The GBNG supports all ground-based ILS systems in the National Airspace System (NAS) and will continue procuring and deploying new/replacement ILS for the foreseeable future. It is expected that ILS will eventually be replaced with some variant of a GPS system in the future (see WAAS and GBAS). Presently the FAA has a contract with Thales Air Traffic Management (TATM) corporation to procure the existing NAS-deployable Mark 20A ILS system on a requirements contract. A new TATM FAA ILS 420 system has been developed and is currently undergoing Operational Test. The FAA ILS 420 will be procured after rendering of the In-Service Decision in 2013.

ILS Glide Slope
The Localizer generates and radiates signals to provide final approach azimuth navigation information to landing aircraft. The antenna sends a VHF carrier signal with 90-Hz and 150-Hz sideband signals that the aircraft instruments determine as left and right of the centerline. The aircraft interprets the signal and displays them on the cockpit indicator guiding the pilot until the runway is in sight.

In a similar manner as the Localizer signal (just turned 90 degrees on axis), the Glide Slope sends a UHF carrier signal with the same two 90-Hz and 150-Hz sideband frequencies that aircraft instruments determine as above or below the desired glide path. This is approximately 3 degrees to the horizon which gives the aircraft a descent rate of approximately 500 feet per minute.
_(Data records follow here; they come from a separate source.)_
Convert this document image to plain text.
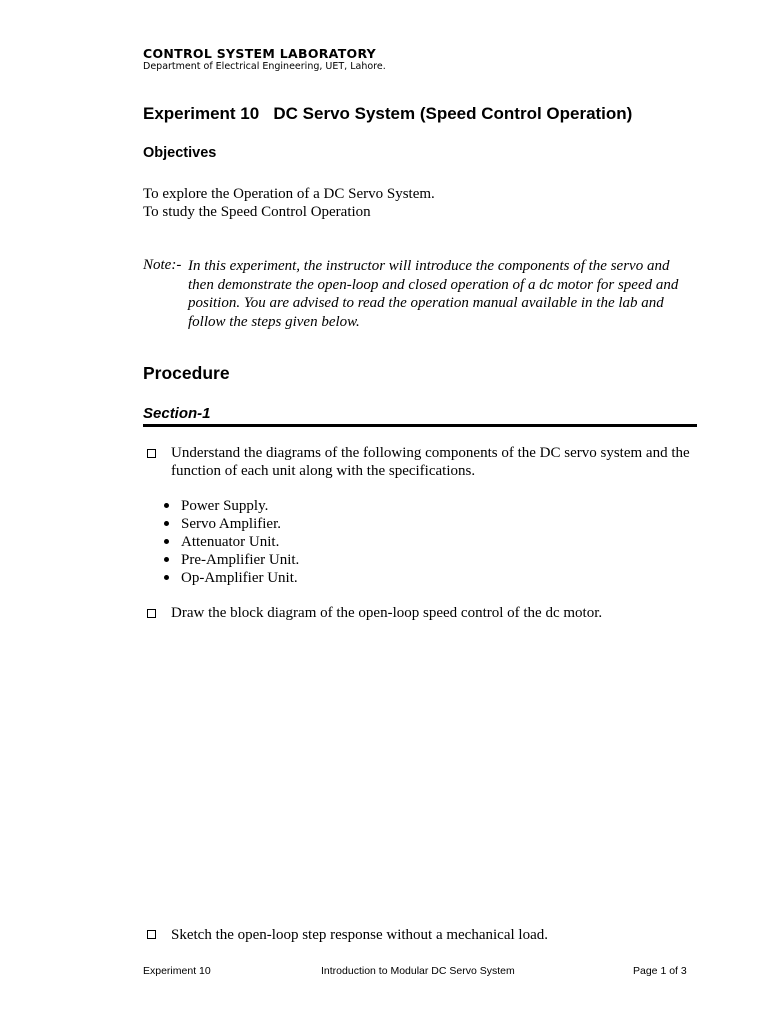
CONTROL SYSTEM LABORATORY
Department of Electrical Engineering, UET, Lahore.
Experiment 10   DC Servo System (Speed Control Operation)
Objectives
To explore the Operation of a DC Servo System.
To study the Speed Control Operation
Note:- In this experiment, the instructor will introduce the components of the servo and then demonstrate the open-loop and closed operation of a dc motor for speed and position. You are advised to read the operation manual available in the lab and follow the steps given below.
Procedure
Section-1
Understand the diagrams of the following components of the DC servo system and the function of each unit along with the specifications.
Power Supply.
Servo Amplifier.
Attenuator Unit.
Pre-Amplifier Unit.
Op-Amplifier Unit.
Draw the block diagram of the open-loop speed control of the dc motor.
Sketch the open-loop step response without a mechanical load.
Experiment 10	Introduction to Modular DC Servo System	Page 1 of 3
An ILS precision approach and landing requires several components. For properly ILS-equipped aircraft certified for the category of service utilized, the ground-based ILS systems are the electronic processing and antenna components. The runway requires proper lights and markings along with an approach lighting system. Other components may be required such as Runway Visual Range (RVR) and Marker Beacons or LPDME. Note that the more precise the approach is (lower weather minimums/visibility) the more ancillary components may be required.